Christmas smiled at this bald question.
“A hundred,” he replied amiably. “All equally interesting, all equally unlikely to coincide with the facts.”
“Ah!” said Mordby, shaking his large head. “Of course you won't tell me. But I ventured to wonder whether I mightn't be of some service to you, in a purely unofficial way. I suppose I may say, without vanity, that I know as much about abnormal psychology as any man in England. And I've often thought that such a knowledge, helping one as it does to recognize the potential murderer practically at sight, would be invaluable to a student of crime, like yourself.”
“The difficulty is,” said Christmas gravely, “that, to quote your own words, Dr. Mordby, we are all potential murderers.”
“Yes, yes,” said the doctor eagerly. “That is so. But only the student of psychology can gauge theâah! breaking-point of a given individual with anything like accuracy. I suppose this is hardly the time and place to discuss such a matter....” He looked regretfully towards the door as if he would have liked to lead John off to some more private place. “But I hope to have an opportunity of a talk with you soon. I may say that I have formed a certain opinion, and I shall be interested to see whether events bear me out.”
“Indeed!” Serafine, who had so far made a silent third in the group, suddenly joined in. A little surprised at her incisive tone, John glanced at her and saw that her cheeks were flushed and her eyes unusually hard and bright. “Won't you give us your opinion, Dr. Mordby, and let us share the interest?”
Mordby put his head on one side and disclosed a row of even white teeth and one gold one in a whimsical, consciously charming smile.

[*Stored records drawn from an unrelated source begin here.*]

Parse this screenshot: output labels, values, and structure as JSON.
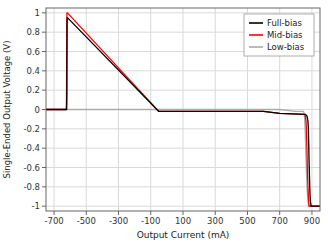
{
  "chart_data": {
    "type": "line",
    "xlabel": "Output Current (mA)",
    "ylabel": "Single-Ended Output Voltage (V)",
    "xlim": [
      -750,
      950
    ],
    "ylim": [
      -1.05,
      1.05
    ],
    "xticks": [
      -700,
      -500,
      -300,
      -100,
      100,
      300,
      500,
      700,
      900
    ],
    "yticks": [
      -1.0,
      -0.8,
      -0.6,
      -0.4,
      -0.2,
      0.0,
      0.2,
      0.4,
      0.6,
      0.8,
      1.0
    ],
    "grid": true,
    "legend": "upper right",
    "series": [
      {
        "name": "Full-bias",
        "color": "#000000",
        "x": [
          -750,
          -622,
          -621,
          -620.5,
          -620,
          -619.5,
          -619,
          -618,
          -617,
          -50,
          0,
          50,
          600,
          700,
          860,
          870,
          875,
          878,
          880,
          882,
          884,
          886,
          888,
          890,
          892,
          895,
          900,
          950
        ],
        "values": [
          0.0,
          0.0,
          0.05,
          0.15,
          0.4,
          0.7,
          0.9,
          0.95,
          0.95,
          -0.02,
          -0.02,
          -0.02,
          -0.02,
          -0.04,
          -0.05,
          -0.07,
          -0.12,
          -0.2,
          -0.35,
          -0.52,
          -0.65,
          -0.78,
          -0.88,
          -0.94,
          -0.97,
          -1.0,
          -1.0,
          -1.0
        ]
      },
      {
        "name": "Mid-bias",
        "color": "#ff0000",
        "x": [
          -750,
          -625,
          -624,
          -623,
          -622.5,
          -622,
          -621.5,
          -621,
          -620,
          -619,
          -617,
          -50,
          0,
          50,
          600,
          700,
          856,
          860,
          863,
          865,
          867,
          869,
          871,
          873,
          875,
          878,
          880,
          882,
          884,
          887,
          890,
          895,
          950
        ],
        "values": [
          0.0,
          0.0,
          0.02,
          0.08,
          0.2,
          0.5,
          0.75,
          0.9,
          1.0,
          1.0,
          1.0,
          -0.02,
          -0.02,
          -0.02,
          -0.02,
          -0.04,
          -0.05,
          -0.08,
          -0.12,
          -0.18,
          -0.28,
          -0.42,
          -0.56,
          -0.68,
          -0.78,
          -0.9,
          -0.96,
          -1.0,
          -1.0,
          -1.0,
          -1.0,
          -1.0,
          -1.0
        ]
      },
      {
        "name": "Low-bias",
        "color": "#aaaaaa",
        "x": [
          -750,
          -621,
          -619,
          -617,
          -100,
          0,
          100,
          600,
          700,
          800,
          848,
          850,
          852,
          854,
          856,
          858,
          860,
          862,
          864,
          866,
          868,
          870,
          873,
          876,
          880,
          885,
          890,
          950
        ],
        "values": [
          0.0,
          0.0,
          0.0,
          0.0,
          0.0,
          0.0,
          0.0,
          0.0,
          0.0,
          -0.02,
          -0.02,
          -0.03,
          -0.05,
          -0.08,
          -0.14,
          -0.22,
          -0.32,
          -0.44,
          -0.55,
          -0.65,
          -0.74,
          -0.82,
          -0.9,
          -0.96,
          -1.0,
          -1.0,
          -1.0,
          -1.0
        ]
      }
    ]
  }
}
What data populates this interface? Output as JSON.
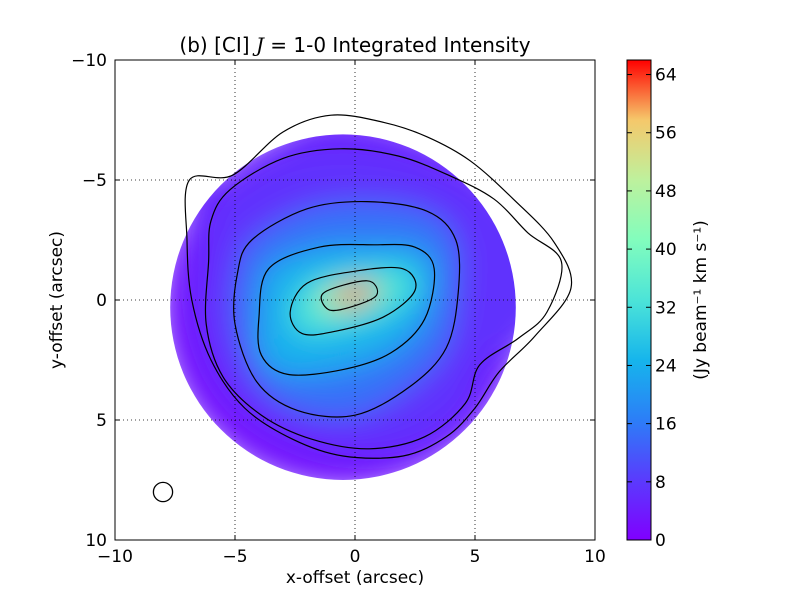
{
  "chart_data": {
    "type": "heatmap",
    "title": "(b) [CI] J = 1-0 Integrated Intensity",
    "title_prefix": "(b) [CI] ",
    "title_italic": "J",
    "title_suffix": " = 1-0 Integrated Intensity",
    "xlabel": "x-offset (arcsec)",
    "ylabel": "y-offset (arcsec)",
    "xlim": [
      -10,
      10
    ],
    "ylim": [
      -10,
      10
    ],
    "y_axis_inverted": true,
    "x_ticks": [
      -10,
      -5,
      0,
      5,
      10
    ],
    "y_ticks": [
      -10,
      -5,
      0,
      5,
      10
    ],
    "x_tick_labels": [
      "−10",
      "−5",
      "0",
      "5",
      "10"
    ],
    "y_tick_labels": [
      "−10",
      "−5",
      "0",
      "5",
      "10"
    ],
    "grid": true,
    "colormap": "rainbow",
    "colorbar": {
      "label": "(Jy beam⁻¹ km s⁻¹)",
      "range": [
        0,
        66
      ],
      "ticks": [
        0,
        8,
        16,
        24,
        32,
        40,
        48,
        56,
        64
      ],
      "tick_labels": [
        "0",
        "8",
        "16",
        "24",
        "32",
        "40",
        "48",
        "56",
        "64"
      ]
    },
    "map_extent": {
      "center": [
        -0.5,
        0.3
      ],
      "radius": 7.2
    },
    "intensity_peak": {
      "x": 0.0,
      "y": -0.2,
      "value": 63
    },
    "beam": {
      "x": -8.0,
      "y": 8.0,
      "radius": 0.4
    },
    "contours": [
      {
        "level_index": 1,
        "points": [
          [
            -6.9,
            -5.0
          ],
          [
            -5.1,
            -5.2
          ],
          [
            -3.0,
            -7.0
          ],
          [
            -1.0,
            -7.7
          ],
          [
            1.2,
            -7.4
          ],
          [
            3.0,
            -6.8
          ],
          [
            4.8,
            -5.8
          ],
          [
            6.6,
            -4.2
          ],
          [
            8.3,
            -2.4
          ],
          [
            9.0,
            -0.5
          ],
          [
            7.5,
            1.5
          ],
          [
            6.0,
            3.0
          ],
          [
            5.0,
            4.5
          ],
          [
            3.8,
            5.7
          ],
          [
            2.0,
            6.5
          ],
          [
            -0.5,
            6.5
          ],
          [
            -2.6,
            5.8
          ],
          [
            -4.6,
            4.5
          ],
          [
            -6.0,
            2.5
          ],
          [
            -6.8,
            0.0
          ],
          [
            -7.0,
            -2.5
          ]
        ]
      },
      {
        "level_index": 2,
        "points": [
          [
            -5.2,
            -4.6
          ],
          [
            -3.0,
            -5.9
          ],
          [
            -0.6,
            -6.3
          ],
          [
            1.8,
            -6.0
          ],
          [
            3.9,
            -5.2
          ],
          [
            5.8,
            -4.2
          ],
          [
            7.2,
            -2.8
          ],
          [
            8.6,
            -1.6
          ],
          [
            8.0,
            0.5
          ],
          [
            6.8,
            1.6
          ],
          [
            5.2,
            2.7
          ],
          [
            4.6,
            4.3
          ],
          [
            2.9,
            5.7
          ],
          [
            0.6,
            6.2
          ],
          [
            -1.8,
            5.8
          ],
          [
            -3.9,
            4.8
          ],
          [
            -5.5,
            3.2
          ],
          [
            -6.2,
            1.0
          ],
          [
            -6.1,
            -1.6
          ],
          [
            -6.0,
            -3.3
          ]
        ]
      },
      {
        "level_index": 3,
        "points": [
          [
            -4.3,
            -2.5
          ],
          [
            -2.0,
            -3.8
          ],
          [
            0.5,
            -4.1
          ],
          [
            3.0,
            -3.7
          ],
          [
            4.2,
            -2.5
          ],
          [
            4.3,
            -0.3
          ],
          [
            3.8,
            2.0
          ],
          [
            2.3,
            3.6
          ],
          [
            0.0,
            4.8
          ],
          [
            -2.4,
            4.6
          ],
          [
            -4.1,
            3.4
          ],
          [
            -5.0,
            1.0
          ],
          [
            -4.9,
            -1.1
          ]
        ]
      },
      {
        "level_index": 4,
        "points": [
          [
            -3.6,
            -1.3
          ],
          [
            -1.5,
            -2.2
          ],
          [
            0.8,
            -2.3
          ],
          [
            2.5,
            -2.2
          ],
          [
            3.3,
            -1.3
          ],
          [
            2.9,
            0.8
          ],
          [
            1.5,
            2.2
          ],
          [
            -0.5,
            2.9
          ],
          [
            -2.8,
            3.1
          ],
          [
            -3.9,
            2.3
          ],
          [
            -4.0,
            0.7
          ]
        ]
      },
      {
        "level_index": 5,
        "points": [
          [
            -2.0,
            -0.7
          ],
          [
            0.0,
            -1.2
          ],
          [
            2.0,
            -1.3
          ],
          [
            2.5,
            -0.4
          ],
          [
            1.2,
            0.7
          ],
          [
            -0.8,
            1.3
          ],
          [
            -2.2,
            1.4
          ],
          [
            -2.7,
            0.5
          ]
        ]
      },
      {
        "level_index": 6,
        "points": [
          [
            -1.3,
            -0.3
          ],
          [
            0.5,
            -0.8
          ],
          [
            0.9,
            -0.2
          ],
          [
            -0.2,
            0.3
          ],
          [
            -1.1,
            0.4
          ]
        ]
      }
    ]
  }
}
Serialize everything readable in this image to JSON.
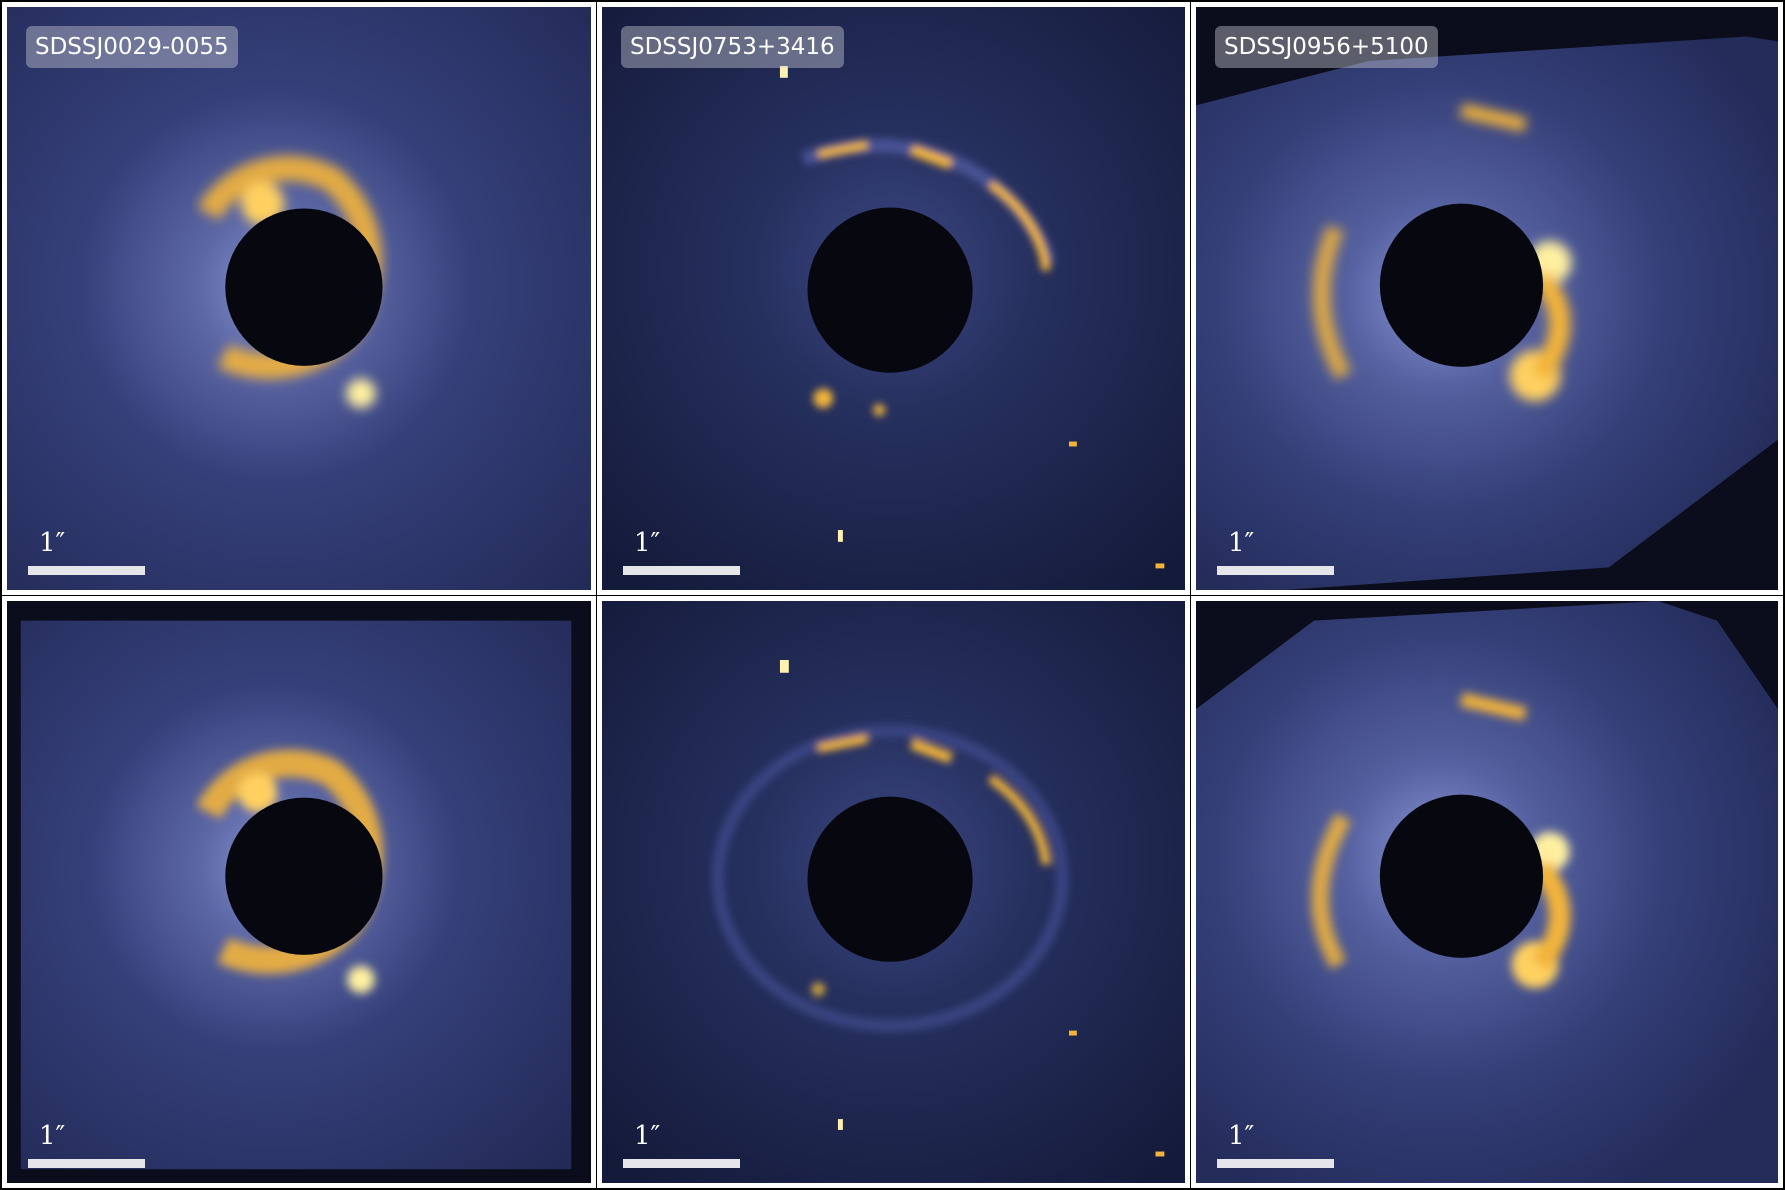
{
  "panels": [
    {
      "row": 0,
      "col": 0,
      "label": "SDSSJ0029-0055",
      "scalebar": "1″",
      "lens": "lens1"
    },
    {
      "row": 0,
      "col": 1,
      "label": "SDSSJ0753+3416",
      "scalebar": "1″",
      "lens": "lens2"
    },
    {
      "row": 0,
      "col": 2,
      "label": "SDSSJ0956+5100",
      "scalebar": "1″",
      "lens": "lens3"
    },
    {
      "row": 1,
      "col": 0,
      "label": "",
      "scalebar": "1″",
      "lens": "lens1"
    },
    {
      "row": 1,
      "col": 1,
      "label": "",
      "scalebar": "1″",
      "lens": "lens2"
    },
    {
      "row": 1,
      "col": 2,
      "label": "",
      "scalebar": "1″",
      "lens": "lens3"
    }
  ],
  "colors": {
    "frame": "#ffffff",
    "background": "#0b0d1c",
    "glow": "#6a76b8",
    "arc": "#f2b43a",
    "arc_bright": "#fff2b0",
    "masked_core": "#07080f"
  }
}
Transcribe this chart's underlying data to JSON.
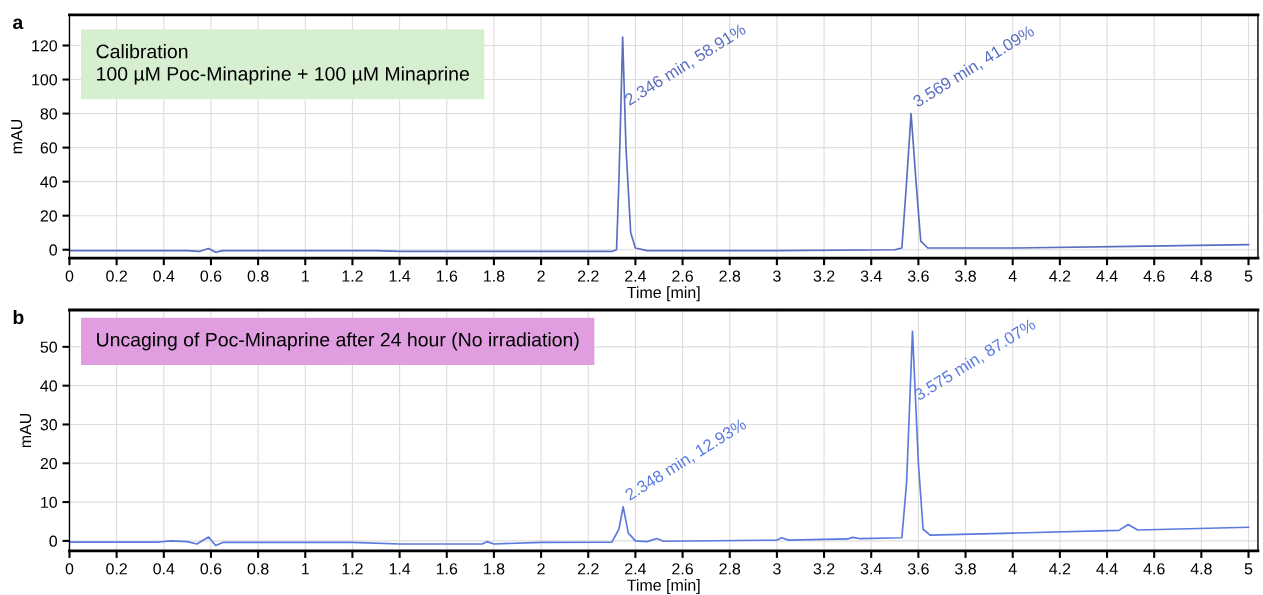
{
  "chart_data": [
    {
      "type": "line",
      "title": "a",
      "xlabel": "Time [min]",
      "ylabel": "mAU",
      "annotations": [
        "Calibration\n100 µM Poc-Minaprine + 100 µM Minaprine",
        {
          "text": "2.346 min, 58.91%",
          "x": 2.346,
          "y": 125
        },
        {
          "text": "3.569 min, 41.09%",
          "x": 3.569,
          "y": 80
        }
      ],
      "series": [
        {
          "color": "#5a6ec0",
          "x": [
            0,
            0.5,
            0.55,
            0.59,
            0.62,
            0.65,
            1.3,
            1.4,
            2.3,
            2.32,
            2.33,
            2.346,
            2.36,
            2.38,
            2.4,
            2.45,
            3.0,
            3.5,
            3.53,
            3.55,
            3.569,
            3.59,
            3.61,
            3.64,
            4.0,
            4.5,
            5.0
          ],
          "values": [
            -0.5,
            -0.5,
            -1,
            0.7,
            -1.5,
            -0.5,
            -0.5,
            -1,
            -1,
            0,
            40,
            125,
            60,
            10,
            1,
            -0.5,
            -0.5,
            0,
            1,
            40,
            80,
            40,
            5,
            1,
            1,
            2,
            3
          ]
        }
      ],
      "xlim": [
        0,
        5.04
      ],
      "ylim": [
        -5,
        138
      ],
      "xticks": [
        0,
        0.2,
        0.4,
        0.6,
        0.8,
        1,
        1.2,
        1.4,
        1.6,
        1.8,
        2,
        2.2,
        2.4,
        2.6,
        2.8,
        3,
        3.2,
        3.4,
        3.6,
        3.8,
        4,
        4.2,
        4.4,
        4.6,
        4.8,
        5
      ],
      "yticks": [
        0,
        20,
        40,
        60,
        80,
        100,
        120
      ],
      "grid": true
    },
    {
      "type": "line",
      "title": "b",
      "xlabel": "Time [min]",
      "ylabel": "mAU",
      "annotations": [
        "Uncaging of Poc-Minaprine after 24 hour (No irradiation)",
        {
          "text": "2.348 min, 12.93%",
          "x": 2.348,
          "y": 8.8
        },
        {
          "text": "3.575 min, 87.07%",
          "x": 3.575,
          "y": 54
        }
      ],
      "series": [
        {
          "color": "#5a7ae0",
          "x": [
            0,
            0.38,
            0.43,
            0.5,
            0.54,
            0.59,
            0.62,
            0.65,
            1.2,
            1.4,
            1.75,
            1.77,
            1.8,
            2.0,
            2.3,
            2.33,
            2.348,
            2.37,
            2.4,
            2.45,
            2.49,
            2.52,
            3.0,
            3.02,
            3.05,
            3.3,
            3.32,
            3.35,
            3.53,
            3.55,
            3.575,
            3.6,
            3.62,
            3.65,
            4.0,
            4.45,
            4.49,
            4.53,
            5.0
          ],
          "values": [
            -0.3,
            -0.3,
            0,
            -0.2,
            -0.8,
            1,
            -1.2,
            -0.4,
            -0.4,
            -0.8,
            -0.8,
            -0.2,
            -0.8,
            -0.4,
            -0.3,
            3,
            8.8,
            2,
            0,
            -0.2,
            0.6,
            -0.1,
            0.2,
            0.8,
            0.2,
            0.5,
            0.9,
            0.6,
            0.8,
            15,
            54,
            20,
            3,
            1.5,
            2,
            2.7,
            4.2,
            2.8,
            3.5
          ]
        }
      ],
      "xlim": [
        0,
        5.04
      ],
      "ylim": [
        -2.6,
        59.5
      ],
      "xticks": [
        0,
        0.2,
        0.4,
        0.6,
        0.8,
        1,
        1.2,
        1.4,
        1.6,
        1.8,
        2,
        2.2,
        2.4,
        2.6,
        2.8,
        3,
        3.2,
        3.4,
        3.6,
        3.8,
        4,
        4.2,
        4.4,
        4.6,
        4.8,
        5
      ],
      "yticks": [
        0,
        10,
        20,
        30,
        40,
        50
      ],
      "grid": true
    }
  ]
}
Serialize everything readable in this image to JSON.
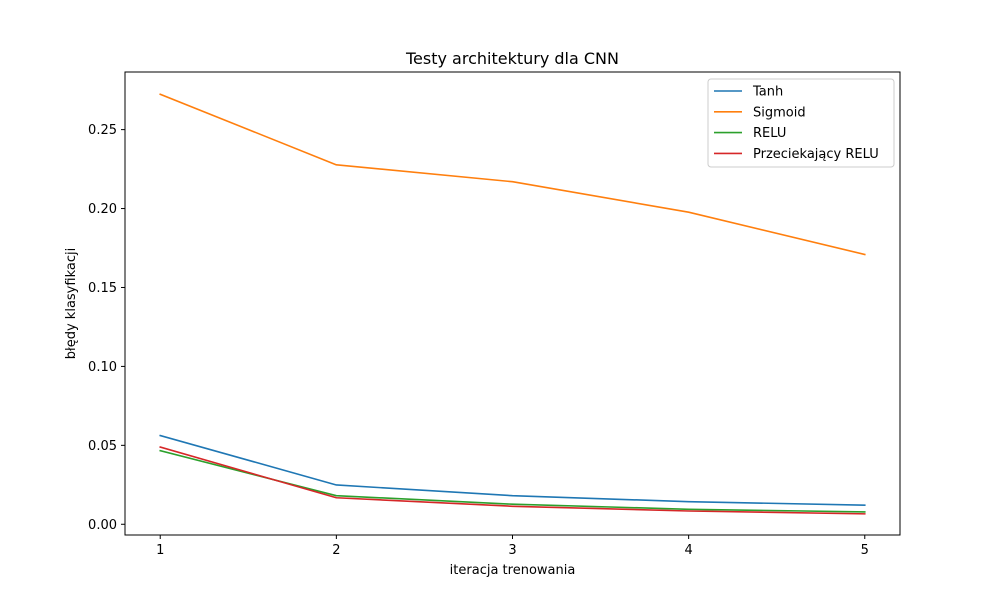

“I hardly feel that such a gruesome subject of discussion is appropriate to these charming surroundings.”
“What does it matter?” said Serafine, still in that hard, light tone. “It isn't a personal affair. The murderer, whoever he may be, isn't a friend of ours. Why not discuss him?”
She laughed. John, who knew her so well, could not understand her in this mood.
“I hope you don't think I did it, Dr. Mordby,” she went on flippantly. “In that case, I would much rather you kept your theory to yourself. I don't want to have John sleuthing me all over London. It would quite spoil our old friendship.”
“My dear Miss Wimpole,” replied Mordby, smiling, “as I told you last night, your potentiality for murder, or in fact any violent act, is extremely low. I can hardly imagine the circumstances in which so well co-ordinated a mind as yours would reach breaking-point.”